Raising additional funds as part of the mortgage to convert garages or conduct essential repairs or helping children with mortgage deposits, may now be possible without much impact on the monthly mortgage payments they are used to paying.

Or just switching on to a lower interest rate without extra borrowing could be very benefical and substantially reduce mortgage outgoings and help build up that emergency fund.

Review your Medium- and Long-Term Savings.
Do not be afraid of investment market downturns, in times of recession and sudden market changes it is natural for it to be unsettling and can often bring about challenges.

When job security and strained family relationships are added to the after-effects of the pandemic and the mental hurdles it brought, emotional responses can cloud the ability to make the correct decisions.

Start by reviewing your overall attitude to investment risk and your reasons for investing.

Expect to see cash savings rates increase.

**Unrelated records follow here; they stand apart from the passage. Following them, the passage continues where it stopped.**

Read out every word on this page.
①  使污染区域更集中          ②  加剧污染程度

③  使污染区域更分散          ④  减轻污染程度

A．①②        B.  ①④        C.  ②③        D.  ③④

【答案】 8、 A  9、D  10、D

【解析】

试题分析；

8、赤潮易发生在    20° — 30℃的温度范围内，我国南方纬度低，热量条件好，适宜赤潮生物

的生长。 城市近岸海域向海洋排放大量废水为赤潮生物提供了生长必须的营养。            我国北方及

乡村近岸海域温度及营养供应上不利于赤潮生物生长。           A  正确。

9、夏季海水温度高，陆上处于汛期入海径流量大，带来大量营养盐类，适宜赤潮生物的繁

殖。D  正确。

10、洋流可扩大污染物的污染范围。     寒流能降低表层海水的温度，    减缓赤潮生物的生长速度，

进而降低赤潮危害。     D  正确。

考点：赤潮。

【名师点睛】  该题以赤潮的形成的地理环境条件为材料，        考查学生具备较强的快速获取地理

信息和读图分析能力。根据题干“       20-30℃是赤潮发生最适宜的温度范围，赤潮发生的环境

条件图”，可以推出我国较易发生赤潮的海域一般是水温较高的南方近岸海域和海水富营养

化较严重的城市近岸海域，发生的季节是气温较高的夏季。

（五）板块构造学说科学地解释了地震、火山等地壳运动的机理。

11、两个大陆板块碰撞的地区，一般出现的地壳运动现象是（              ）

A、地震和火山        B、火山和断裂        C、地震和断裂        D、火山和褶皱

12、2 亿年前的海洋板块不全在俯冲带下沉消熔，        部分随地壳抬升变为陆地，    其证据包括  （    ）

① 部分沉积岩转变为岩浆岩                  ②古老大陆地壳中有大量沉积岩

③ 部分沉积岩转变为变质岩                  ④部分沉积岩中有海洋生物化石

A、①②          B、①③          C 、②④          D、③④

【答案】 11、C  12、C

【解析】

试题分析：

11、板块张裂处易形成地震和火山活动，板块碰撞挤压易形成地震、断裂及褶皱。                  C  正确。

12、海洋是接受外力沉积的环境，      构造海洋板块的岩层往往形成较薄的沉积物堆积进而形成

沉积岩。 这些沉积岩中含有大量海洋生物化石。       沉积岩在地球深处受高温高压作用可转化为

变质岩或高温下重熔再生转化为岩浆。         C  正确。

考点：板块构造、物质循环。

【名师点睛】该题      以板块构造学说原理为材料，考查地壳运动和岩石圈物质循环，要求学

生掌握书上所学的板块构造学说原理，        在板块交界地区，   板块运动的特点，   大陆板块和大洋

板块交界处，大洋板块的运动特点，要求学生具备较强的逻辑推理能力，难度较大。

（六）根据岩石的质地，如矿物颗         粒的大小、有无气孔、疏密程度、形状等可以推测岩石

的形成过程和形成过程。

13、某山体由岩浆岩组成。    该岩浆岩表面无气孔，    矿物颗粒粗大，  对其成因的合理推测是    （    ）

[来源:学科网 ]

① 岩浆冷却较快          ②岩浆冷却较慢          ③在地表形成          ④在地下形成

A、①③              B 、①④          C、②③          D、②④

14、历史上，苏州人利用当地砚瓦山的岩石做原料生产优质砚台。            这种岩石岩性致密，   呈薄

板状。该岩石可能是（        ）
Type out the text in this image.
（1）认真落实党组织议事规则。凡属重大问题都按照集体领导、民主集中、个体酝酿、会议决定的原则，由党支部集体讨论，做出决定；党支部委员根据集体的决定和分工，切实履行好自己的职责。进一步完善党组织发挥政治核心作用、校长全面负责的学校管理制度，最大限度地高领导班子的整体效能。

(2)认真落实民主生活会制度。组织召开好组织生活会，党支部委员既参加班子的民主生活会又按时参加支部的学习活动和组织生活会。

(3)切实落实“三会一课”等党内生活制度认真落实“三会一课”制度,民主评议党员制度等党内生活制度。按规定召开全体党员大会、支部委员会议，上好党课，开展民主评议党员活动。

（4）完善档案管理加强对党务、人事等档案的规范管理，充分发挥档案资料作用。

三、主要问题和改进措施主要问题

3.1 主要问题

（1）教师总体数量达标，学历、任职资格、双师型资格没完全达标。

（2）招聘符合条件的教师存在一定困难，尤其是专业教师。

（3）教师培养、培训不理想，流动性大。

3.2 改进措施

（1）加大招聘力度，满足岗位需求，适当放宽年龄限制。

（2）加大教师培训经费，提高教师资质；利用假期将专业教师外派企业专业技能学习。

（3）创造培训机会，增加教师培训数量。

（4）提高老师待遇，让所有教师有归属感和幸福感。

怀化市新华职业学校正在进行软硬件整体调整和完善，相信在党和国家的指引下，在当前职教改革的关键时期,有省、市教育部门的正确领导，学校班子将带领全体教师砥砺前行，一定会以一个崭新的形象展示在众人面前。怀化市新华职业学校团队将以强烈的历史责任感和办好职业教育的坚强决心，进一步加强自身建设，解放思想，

Keep an eye on Cash ISA rates and fixed rate bonds.

Although Cash ISA’s are Tax Free, with the introduction of the Personal Savings Allowance (PSA) you may end up not paying tax on deposits such as fixed rate bonds, which often have a higher interest rate.

Of course how much you have on deposit and your tax status will determine this.

Markets have been affected and if you have not looked recently, some fund values will be down over the last year, but if you do not sell, you will not lose anything.

You are invested for the medium to long term and markets bounce back and being in the market for the rises is especially important.